Giter Site home page Giter Site logo

post-processed Data? about m2or HOT 6 CLOSED

HeJunhong1107 avatar HeJunhong1107 commented on June 11, 2024
post-processed Data?

from m2or.

Comments (6)

Samarak99 avatar Samarak99 commented on June 11, 2024

Hello,

Thank you for you comment. I would need more information about the issue in order to fix it. What link have you tried to use and what was the exact error that happened.

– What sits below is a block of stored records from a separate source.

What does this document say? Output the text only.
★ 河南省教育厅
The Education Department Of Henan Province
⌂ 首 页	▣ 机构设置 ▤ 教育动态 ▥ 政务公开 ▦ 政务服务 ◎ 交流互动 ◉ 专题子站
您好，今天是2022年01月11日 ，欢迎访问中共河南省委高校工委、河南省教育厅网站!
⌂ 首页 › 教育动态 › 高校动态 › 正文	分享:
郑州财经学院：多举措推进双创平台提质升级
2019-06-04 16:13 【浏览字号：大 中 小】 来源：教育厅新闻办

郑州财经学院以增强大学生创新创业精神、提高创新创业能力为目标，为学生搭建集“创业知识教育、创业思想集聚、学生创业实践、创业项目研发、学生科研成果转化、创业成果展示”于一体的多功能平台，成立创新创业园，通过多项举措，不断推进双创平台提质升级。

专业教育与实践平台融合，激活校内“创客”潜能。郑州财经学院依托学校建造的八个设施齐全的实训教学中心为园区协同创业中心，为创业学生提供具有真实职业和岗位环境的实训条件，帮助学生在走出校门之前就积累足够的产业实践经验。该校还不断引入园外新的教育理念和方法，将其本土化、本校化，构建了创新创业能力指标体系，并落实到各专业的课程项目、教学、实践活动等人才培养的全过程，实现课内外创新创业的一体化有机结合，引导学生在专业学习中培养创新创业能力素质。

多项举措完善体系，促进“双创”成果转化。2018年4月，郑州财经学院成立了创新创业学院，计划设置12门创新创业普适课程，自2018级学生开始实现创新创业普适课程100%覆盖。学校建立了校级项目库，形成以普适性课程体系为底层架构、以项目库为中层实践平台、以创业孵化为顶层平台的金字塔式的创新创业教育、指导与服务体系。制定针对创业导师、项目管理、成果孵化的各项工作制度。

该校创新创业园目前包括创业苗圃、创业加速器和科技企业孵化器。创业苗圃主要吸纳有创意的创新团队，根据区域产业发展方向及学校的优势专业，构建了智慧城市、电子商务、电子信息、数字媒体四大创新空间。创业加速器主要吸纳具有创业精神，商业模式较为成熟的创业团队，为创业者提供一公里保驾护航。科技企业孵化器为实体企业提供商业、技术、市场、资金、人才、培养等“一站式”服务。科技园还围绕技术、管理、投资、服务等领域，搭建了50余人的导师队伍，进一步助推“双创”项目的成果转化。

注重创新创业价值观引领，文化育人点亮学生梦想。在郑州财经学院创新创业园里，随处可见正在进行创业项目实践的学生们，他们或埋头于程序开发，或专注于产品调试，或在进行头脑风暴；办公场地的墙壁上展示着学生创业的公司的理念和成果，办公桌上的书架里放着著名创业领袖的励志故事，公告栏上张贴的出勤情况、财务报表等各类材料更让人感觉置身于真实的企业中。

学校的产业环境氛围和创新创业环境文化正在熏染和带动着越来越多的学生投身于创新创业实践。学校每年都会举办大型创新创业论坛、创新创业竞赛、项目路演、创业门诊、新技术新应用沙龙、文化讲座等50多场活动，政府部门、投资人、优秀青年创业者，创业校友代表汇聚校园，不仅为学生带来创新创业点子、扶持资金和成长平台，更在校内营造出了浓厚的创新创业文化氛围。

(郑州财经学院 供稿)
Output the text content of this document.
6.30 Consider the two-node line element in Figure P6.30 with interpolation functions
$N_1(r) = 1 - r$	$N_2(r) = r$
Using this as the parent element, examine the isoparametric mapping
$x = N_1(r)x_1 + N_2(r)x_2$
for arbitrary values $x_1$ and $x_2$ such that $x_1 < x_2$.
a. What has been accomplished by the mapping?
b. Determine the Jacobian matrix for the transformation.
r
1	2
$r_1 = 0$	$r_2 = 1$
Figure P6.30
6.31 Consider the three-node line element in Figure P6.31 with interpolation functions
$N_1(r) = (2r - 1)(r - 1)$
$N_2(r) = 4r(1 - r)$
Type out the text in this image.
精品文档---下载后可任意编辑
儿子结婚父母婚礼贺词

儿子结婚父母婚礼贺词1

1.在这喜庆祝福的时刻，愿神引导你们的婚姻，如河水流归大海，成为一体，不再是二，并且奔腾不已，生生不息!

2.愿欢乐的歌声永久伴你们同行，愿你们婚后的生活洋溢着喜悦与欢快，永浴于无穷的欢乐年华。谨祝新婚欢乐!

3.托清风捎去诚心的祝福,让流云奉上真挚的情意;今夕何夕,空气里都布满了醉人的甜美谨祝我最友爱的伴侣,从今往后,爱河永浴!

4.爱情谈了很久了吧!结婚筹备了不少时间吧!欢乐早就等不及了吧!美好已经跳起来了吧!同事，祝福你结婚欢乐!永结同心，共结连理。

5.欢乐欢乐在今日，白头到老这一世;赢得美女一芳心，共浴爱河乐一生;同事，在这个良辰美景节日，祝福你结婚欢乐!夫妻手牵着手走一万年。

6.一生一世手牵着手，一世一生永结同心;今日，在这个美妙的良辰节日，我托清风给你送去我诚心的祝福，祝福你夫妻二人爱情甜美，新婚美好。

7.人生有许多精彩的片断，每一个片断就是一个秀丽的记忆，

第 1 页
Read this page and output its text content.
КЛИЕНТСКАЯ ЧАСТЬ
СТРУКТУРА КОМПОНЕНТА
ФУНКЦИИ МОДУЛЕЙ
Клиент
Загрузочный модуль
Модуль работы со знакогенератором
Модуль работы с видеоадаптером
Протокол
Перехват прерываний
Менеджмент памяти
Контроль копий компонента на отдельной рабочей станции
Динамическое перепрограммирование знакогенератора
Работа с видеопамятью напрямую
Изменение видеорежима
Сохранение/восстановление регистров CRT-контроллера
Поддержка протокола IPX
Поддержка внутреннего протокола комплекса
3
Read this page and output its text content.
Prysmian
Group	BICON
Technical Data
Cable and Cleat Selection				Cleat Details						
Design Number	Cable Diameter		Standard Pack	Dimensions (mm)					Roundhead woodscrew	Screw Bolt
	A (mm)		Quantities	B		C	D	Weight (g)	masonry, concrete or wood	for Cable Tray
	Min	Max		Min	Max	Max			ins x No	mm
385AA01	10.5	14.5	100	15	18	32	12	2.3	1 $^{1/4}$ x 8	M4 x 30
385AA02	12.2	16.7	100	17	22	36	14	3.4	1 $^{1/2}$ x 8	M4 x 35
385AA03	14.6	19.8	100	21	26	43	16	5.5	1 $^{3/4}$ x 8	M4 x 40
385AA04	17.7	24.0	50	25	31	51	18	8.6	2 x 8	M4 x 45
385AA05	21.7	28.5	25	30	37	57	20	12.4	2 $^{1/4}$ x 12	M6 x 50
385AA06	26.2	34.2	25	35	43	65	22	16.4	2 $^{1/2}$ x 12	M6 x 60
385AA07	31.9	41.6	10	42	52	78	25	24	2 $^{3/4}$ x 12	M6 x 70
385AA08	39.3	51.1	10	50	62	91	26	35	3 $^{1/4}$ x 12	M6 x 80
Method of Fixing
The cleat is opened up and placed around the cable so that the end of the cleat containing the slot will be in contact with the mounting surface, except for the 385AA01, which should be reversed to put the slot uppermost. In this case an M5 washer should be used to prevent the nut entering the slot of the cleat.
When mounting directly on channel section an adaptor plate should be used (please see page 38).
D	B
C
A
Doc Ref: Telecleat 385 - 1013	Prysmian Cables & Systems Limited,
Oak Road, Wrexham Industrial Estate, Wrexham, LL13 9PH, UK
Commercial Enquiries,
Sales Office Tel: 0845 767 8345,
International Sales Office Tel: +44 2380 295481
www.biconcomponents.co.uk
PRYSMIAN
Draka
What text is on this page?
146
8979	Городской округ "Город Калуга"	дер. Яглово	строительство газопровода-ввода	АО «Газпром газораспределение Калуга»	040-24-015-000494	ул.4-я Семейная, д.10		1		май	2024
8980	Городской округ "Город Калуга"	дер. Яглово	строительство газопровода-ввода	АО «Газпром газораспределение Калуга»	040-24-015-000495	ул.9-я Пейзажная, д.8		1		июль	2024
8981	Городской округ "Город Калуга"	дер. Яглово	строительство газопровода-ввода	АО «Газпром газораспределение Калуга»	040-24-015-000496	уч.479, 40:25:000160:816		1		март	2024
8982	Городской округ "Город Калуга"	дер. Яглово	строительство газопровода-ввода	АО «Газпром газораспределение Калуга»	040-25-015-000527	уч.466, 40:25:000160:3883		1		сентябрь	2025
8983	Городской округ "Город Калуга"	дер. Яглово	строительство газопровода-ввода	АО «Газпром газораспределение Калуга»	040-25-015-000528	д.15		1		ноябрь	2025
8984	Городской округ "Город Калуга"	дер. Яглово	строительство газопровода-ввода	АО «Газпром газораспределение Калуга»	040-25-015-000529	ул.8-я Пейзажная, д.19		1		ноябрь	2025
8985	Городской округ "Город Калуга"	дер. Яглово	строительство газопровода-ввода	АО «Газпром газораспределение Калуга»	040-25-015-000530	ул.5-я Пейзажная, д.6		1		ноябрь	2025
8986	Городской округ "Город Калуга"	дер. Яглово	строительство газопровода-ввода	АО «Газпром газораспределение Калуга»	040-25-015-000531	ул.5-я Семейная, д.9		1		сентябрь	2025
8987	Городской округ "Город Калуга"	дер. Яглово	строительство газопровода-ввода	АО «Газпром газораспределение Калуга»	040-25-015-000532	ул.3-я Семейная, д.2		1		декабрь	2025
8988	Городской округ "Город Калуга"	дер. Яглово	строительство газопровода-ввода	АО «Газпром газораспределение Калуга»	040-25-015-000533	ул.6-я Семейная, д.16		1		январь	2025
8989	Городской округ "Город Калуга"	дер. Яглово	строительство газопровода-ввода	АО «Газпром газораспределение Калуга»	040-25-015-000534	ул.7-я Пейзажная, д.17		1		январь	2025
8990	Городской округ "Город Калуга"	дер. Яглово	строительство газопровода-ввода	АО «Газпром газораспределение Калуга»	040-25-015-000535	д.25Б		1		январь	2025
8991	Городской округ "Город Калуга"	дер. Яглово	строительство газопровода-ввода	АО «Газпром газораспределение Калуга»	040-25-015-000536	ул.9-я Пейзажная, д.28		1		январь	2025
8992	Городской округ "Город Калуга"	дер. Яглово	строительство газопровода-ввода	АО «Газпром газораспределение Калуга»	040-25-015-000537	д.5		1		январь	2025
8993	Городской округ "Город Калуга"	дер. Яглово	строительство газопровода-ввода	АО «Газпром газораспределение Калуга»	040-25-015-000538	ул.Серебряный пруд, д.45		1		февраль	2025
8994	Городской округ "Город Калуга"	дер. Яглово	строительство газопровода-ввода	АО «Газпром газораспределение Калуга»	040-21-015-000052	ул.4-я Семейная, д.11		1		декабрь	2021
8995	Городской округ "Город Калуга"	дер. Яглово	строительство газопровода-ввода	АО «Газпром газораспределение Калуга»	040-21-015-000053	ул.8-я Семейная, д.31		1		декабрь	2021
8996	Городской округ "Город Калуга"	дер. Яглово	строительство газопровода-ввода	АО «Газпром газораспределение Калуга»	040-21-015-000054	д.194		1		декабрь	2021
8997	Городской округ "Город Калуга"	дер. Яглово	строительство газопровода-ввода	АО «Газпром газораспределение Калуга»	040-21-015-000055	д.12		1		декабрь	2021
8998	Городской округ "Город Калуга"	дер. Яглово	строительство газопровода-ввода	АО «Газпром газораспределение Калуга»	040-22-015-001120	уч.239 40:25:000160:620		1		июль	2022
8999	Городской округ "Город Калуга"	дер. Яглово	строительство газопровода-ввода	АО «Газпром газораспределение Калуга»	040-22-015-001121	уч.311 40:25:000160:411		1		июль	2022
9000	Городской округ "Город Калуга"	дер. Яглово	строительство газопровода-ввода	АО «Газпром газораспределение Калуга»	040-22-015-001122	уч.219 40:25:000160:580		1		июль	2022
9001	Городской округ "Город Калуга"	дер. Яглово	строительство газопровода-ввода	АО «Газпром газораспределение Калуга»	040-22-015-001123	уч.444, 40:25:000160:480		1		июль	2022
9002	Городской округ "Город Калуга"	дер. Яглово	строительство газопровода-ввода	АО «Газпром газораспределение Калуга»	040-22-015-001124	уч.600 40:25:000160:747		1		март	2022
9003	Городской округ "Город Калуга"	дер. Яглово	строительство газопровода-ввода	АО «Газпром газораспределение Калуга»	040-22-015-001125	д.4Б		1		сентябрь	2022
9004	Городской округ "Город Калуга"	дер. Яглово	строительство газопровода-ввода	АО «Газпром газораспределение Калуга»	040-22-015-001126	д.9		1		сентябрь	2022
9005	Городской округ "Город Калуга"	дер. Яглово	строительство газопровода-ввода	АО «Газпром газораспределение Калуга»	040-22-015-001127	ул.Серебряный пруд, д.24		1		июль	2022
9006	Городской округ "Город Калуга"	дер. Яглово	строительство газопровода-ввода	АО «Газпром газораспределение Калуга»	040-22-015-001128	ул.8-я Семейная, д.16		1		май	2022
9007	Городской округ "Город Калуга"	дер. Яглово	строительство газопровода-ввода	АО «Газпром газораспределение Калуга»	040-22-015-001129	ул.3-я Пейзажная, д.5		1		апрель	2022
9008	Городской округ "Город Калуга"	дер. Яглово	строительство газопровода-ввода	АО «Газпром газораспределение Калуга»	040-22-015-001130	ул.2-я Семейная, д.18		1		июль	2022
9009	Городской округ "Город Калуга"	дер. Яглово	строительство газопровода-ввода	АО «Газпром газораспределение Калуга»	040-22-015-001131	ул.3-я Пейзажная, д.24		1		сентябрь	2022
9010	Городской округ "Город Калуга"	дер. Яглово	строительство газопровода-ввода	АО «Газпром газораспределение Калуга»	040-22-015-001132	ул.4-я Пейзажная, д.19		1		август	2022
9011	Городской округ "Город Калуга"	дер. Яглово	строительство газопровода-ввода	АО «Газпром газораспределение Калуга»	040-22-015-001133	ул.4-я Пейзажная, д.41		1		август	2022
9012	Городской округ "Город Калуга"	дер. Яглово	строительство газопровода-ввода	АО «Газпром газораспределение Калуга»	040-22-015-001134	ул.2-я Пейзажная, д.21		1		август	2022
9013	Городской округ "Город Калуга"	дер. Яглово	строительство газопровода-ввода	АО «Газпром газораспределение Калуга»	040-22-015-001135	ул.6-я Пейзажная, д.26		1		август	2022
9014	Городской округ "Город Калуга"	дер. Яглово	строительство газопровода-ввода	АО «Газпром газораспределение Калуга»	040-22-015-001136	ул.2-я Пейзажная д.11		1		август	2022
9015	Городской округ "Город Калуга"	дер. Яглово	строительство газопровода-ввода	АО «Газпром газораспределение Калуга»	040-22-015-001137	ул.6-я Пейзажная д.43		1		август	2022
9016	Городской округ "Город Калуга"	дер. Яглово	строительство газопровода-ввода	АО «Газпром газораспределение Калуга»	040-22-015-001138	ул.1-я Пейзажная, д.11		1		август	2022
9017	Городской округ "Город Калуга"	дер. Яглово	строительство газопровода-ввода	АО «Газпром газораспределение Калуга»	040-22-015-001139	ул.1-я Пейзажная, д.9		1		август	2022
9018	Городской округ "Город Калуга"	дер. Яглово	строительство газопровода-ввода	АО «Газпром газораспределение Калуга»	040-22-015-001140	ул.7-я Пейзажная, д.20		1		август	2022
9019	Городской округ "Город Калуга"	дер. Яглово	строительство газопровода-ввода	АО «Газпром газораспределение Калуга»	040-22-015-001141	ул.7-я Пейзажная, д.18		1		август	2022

Thank you again for your interest in our database.
M2OR Team

from m2or.

HeJunhong1107 avatar HeJunhong1107 commented on June 11, 2024

Thank you for your response. I have identified several issues:

  1. The download link at https://m2or.chemsensim.fr/experiments appears to be non-functional.

M2OR

  1. The data in the 'M2OR_20230428.csv' file seems to overlook the chirality information of the compounds, leading to some discrepancies. For instance:

M2OR_issue

The compound pointed to by CAS-ID 80-54-6 is Lilial instead of 3-(4-tert-butylphenyl)butanal.

from m2or.

Samarak99 avatar Samarak99 commented on June 11, 2024

Okay well received, we will check them and get back to you!

from m2or.

MatejHl avatar MatejHl commented on June 11, 2024

Hello @HeJunhong1107,

I'm happy that M2OR is helping a fellow scientist!

We checked the molecule you mentioned and the name and InChI Key are actually correct. The molecule used in the paper is lilyall (3-(4-tert-butylphenyl)butanal), which is a different compound than lilial. However, there is a common confusion between the two (e.g. ScenTree is considering them as synonyms) and so the CAS of lilial was parsed. We will update the information in the next release of the data.

Generally speaking, InChI Key is the main identifier of molecules and it is curated. Other identifiers like CAS are non-unique and may not even exist, so they are there just as an additional information and I highly recommend avoiding them in any bulk data processing.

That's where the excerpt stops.